Depuis la normalisation de leurs relations diplomatiques en 2020 dans le cadre des accords d’Abraham, le Maroc et Israël n’ont cessé de renforcer leur coopération dans plusieurs domaines stratégiques. Du renseignement à la cybersécurité, en passant par l’agriculture et la défense, les deux pays ont multiplié les partenariats et les visites de haut niveau. Cette entente, jadis inimaginable dans le paysage géopolitique nord-africain, semble aujourd’hui s’étendre à l’un des secteurs les plus sensibles : la vente d’armement de haute technologie. Dans cette dynamique, une transaction majeure retient désormais l’attention : l’acquisition potentielle de chasseurs furtifs américains F-35 par le Maroc, avec l’aval de l’État hébreu.
Des F-35 pour Rabat : un saut technologique
Le Maroc avance à grands pas vers l’acquisition du F-35A, l’un des avions de chasse les plus avancés au monde. Selon un média anglophone, le royaume aurait récemment obtenu l’accord d’Israël pour l’achat de 32 appareils ce 11 juin. Cette autorisation, cruciale en raison du rôle d’Israël dans les processus d’exportation de ce type d’armement, représente une étape clé. Si la transaction se concrétise, elle pourrait atteindre près de 17 milliards de dollars sur 45 ans, et placerait le Maroc parmi les rares pays à disposer de cette technologie de pointe.
Lors du dernier salon international de défense IDEX, des représentants de Lockheed Martin ont présenté les caractéristiques du F-35 à une délégation marocaine. Cet avion de chasse ultramoderne, conçu par l’industriel américain, est bien plus qu’un simple appareil de combat : il peut mener des missions d’attaque, de surveillance et de guerre électronique, tout en restant très difficile à détecter grâce à sa furtivité. Cette présentation aurait marqué les esprits côté marocain, dans un contexte où les menaces régionales poussent le pays à moderniser son armée.
Israël, acteur discret mais décisif
Le rôle d’Israël dans cette affaire illustre une réalité souvent méconnue du grand public : bien que les avions soient fabriqués aux États-Unis, Israël détient une influence stratégique sur leur commercialisation vers certains pays. Cette influence découle à la fois de son partenariat technologique avec Lockheed Martin — Israël ayant été le premier pays à intégrer des systèmes locaux dans ses propres F-35 — et de ses intérêts géopolitiques au Moyen-Orient et en Afrique du Nord.
L’approbation israélienne à cette vente au Maroc pourrait donc être perçue comme un geste de confiance, mais aussi comme une forme de garantie : en autorisant cette transaction, Tel-Aviv s’assure que l’équilibre militaire dans la région reste conforme à ses propres intérêts de sécurité. C’est aussi une manière pour Israël de consolider son influence dans une région traditionnellement éloignée de ses alliances historiques.

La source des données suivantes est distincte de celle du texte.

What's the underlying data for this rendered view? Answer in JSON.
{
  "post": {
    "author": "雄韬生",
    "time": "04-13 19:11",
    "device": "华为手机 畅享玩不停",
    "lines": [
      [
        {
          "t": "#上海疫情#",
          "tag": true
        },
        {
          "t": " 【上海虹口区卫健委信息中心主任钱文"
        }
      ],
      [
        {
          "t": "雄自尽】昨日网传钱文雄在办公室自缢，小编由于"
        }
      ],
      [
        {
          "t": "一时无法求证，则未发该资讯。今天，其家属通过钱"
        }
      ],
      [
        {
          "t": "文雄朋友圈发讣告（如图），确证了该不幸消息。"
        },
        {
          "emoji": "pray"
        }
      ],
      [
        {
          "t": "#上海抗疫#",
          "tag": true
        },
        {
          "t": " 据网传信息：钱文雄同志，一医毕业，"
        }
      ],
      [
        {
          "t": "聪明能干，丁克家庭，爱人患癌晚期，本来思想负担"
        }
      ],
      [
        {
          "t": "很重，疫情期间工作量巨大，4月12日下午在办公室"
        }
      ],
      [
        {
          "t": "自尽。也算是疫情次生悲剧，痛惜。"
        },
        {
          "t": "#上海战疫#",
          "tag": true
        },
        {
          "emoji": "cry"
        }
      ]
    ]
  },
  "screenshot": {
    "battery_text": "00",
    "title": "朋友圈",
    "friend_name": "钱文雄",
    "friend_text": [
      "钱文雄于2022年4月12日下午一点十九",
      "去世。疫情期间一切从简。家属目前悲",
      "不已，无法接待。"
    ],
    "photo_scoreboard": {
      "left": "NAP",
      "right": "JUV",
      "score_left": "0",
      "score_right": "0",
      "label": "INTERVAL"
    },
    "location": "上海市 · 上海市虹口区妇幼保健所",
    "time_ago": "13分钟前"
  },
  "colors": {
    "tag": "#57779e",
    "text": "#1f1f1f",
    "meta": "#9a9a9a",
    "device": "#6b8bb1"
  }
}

Une course régionale à l’armement relancée
L’intérêt du Maroc pour les F-35 intervient dans un contexte où plusieurs pays du Maghreb revoient à la hausse leurs investissements militaires. En toile de fond, les tensions latentes avec l’Algérie, la présence croissante d’acteurs étrangers en Méditerranée, et les incertitudes liées aux conflits sahariens nourrissent une volonté de montée en puissance technologique. Pour Rabat, s’équiper d’une flotte de chasseurs furtifs, c’est non seulement garantir une supériorité aérienne régionale, mais aussi renforcer son rôle de partenaire stratégique pour les États-Unis et Israël dans le flanc ouest de l’Afrique.
Une telle commande aurait également des retombées économiques et diplomatiques importantes. Elle pourrait ouvrir la voie à de nouveaux transferts de technologies, à une coopération accrue en matière de formation militaire, voire à l’installation de chaînes logistiques locales pour la maintenance de ces appareils. À moyen terme, elle pourrait redessiner les rapports de force dans une région déjà marquée par de multiples foyers d’instabilité.
Alors que le Maroc semble se rapprocher d’une étape décisive dans cette acquisition, les regards se tournent vers Washington, seul détenteur de la décision finale. Mais une chose est claire : avec l’appui d’Israël, les ambitions militaires du royaume ne se contentent plus d’un rôle d’observateur dans le ciel maghrébin — elles visent à y imposer une présence dominante, furtive et résolument tournée vers l’avenir.